3. THE PROMISE OF FASTING

  • Fasting helps to align our hearts with God's heart.

Isaiah 58:6: “Is not this the fast that I choose: to loose the bonds of wickedness, to undo the straps of the yoke, to let the oppressed go free, and to break every yoke?" As you fast, you will have a growing concern for the things that God is concerned about. 

Charles Spurgeon , pastor of the Metropolitan Tabernacle in London, wrote: “Our seasons of fasting and prayer at the Tabernacle have been high days indeed; never has Heaven’s gate stood wider; never have our hearts been nearer the central Glory.” What could happen in and through Cross Creek if we were to truly become a fasting and praying church?

  • Fasting reminds us that it is God alone who satisfies.

Isaiah 58:11: "And the LORD will guide you continually and satisfy your desire in scorched places and make your bones strong; and you shall be like a watered garden, like a spring of water, whose waters do not fail." When we fast, we are resetting our hearts on God in an intense way. We are saying to God, God, 'may I never look to the things of this world to satisfy me as only you can!'

Jesus loved food. He began his ministry with a fast, but his ministry was characterized by feasting.

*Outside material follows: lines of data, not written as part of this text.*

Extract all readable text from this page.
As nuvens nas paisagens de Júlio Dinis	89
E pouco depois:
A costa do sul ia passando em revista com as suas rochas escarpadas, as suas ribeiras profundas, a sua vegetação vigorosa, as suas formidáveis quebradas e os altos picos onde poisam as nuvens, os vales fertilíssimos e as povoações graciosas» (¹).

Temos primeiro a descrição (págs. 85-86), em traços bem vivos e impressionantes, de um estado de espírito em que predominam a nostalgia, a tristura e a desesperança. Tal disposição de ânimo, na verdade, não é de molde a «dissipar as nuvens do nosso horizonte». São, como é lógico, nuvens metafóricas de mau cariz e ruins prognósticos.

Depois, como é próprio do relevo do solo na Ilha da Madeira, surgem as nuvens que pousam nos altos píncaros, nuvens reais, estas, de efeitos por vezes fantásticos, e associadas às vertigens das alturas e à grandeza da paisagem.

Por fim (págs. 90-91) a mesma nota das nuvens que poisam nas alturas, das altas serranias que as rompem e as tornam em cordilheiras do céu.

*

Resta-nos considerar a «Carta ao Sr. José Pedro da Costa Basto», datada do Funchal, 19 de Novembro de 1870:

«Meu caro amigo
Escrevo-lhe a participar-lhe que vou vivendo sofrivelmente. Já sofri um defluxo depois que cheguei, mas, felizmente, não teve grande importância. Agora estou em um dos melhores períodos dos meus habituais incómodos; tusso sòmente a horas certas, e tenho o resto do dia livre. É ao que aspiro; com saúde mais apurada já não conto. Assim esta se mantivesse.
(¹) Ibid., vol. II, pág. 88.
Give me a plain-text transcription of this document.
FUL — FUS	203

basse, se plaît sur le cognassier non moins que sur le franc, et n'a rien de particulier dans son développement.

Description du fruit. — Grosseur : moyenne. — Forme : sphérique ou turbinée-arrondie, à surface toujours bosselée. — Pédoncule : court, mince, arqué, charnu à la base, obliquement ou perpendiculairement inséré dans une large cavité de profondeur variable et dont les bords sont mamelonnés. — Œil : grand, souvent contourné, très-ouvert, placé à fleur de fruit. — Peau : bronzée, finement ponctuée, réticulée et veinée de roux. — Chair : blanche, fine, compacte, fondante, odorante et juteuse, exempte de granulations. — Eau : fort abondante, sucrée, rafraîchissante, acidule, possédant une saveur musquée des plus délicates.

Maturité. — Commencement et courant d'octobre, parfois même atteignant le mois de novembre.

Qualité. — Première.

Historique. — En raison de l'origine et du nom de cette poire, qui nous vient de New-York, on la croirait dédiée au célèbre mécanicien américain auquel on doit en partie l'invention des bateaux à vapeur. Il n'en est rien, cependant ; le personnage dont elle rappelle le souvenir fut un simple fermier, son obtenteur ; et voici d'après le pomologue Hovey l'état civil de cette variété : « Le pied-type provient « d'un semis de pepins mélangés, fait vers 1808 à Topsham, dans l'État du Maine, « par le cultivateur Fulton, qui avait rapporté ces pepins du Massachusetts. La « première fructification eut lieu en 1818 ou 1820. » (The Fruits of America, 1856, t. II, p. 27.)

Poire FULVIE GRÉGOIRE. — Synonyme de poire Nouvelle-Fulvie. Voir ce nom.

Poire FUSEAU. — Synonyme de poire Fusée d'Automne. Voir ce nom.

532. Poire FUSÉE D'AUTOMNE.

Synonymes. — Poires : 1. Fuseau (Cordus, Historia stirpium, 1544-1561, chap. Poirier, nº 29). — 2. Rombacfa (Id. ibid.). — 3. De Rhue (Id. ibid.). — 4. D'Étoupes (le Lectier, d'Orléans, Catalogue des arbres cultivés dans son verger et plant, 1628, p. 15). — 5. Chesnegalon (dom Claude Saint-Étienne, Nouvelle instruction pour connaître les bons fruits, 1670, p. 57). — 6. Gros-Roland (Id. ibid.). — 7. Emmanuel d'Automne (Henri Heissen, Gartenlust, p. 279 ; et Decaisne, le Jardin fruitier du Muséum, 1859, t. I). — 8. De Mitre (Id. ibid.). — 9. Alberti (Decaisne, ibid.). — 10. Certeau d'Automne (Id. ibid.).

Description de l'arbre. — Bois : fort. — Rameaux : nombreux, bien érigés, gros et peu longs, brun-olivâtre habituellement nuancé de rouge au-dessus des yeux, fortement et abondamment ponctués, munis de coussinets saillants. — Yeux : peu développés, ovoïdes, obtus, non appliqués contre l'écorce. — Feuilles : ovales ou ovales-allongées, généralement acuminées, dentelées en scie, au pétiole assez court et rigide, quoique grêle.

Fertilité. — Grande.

The gospels are filled with stories of him at dinner parties, turning water into wine, dining with friends, with strangers, with enemies, with religious people, with sinners and prostitutes and tax collectors. Why?

He wanted us to know where we could find true satisfaction. Where we could find the bread of life, and the water that will never run dry. It’s in him, the one who, on the cross cried out “I thirst!” The one who emptied himself in order that we would be made full.

And when he rose again, one of the first things he did was make breakfast for his friends. And one day, he tells us, we’ll dine with him at the great Wedding Feast, the most wonderful, beautiful, feast of all time!

This is who our Savior is, and this is what his Kingdom is like! Come to Jesus and may your hungry heart be satisfied to the full.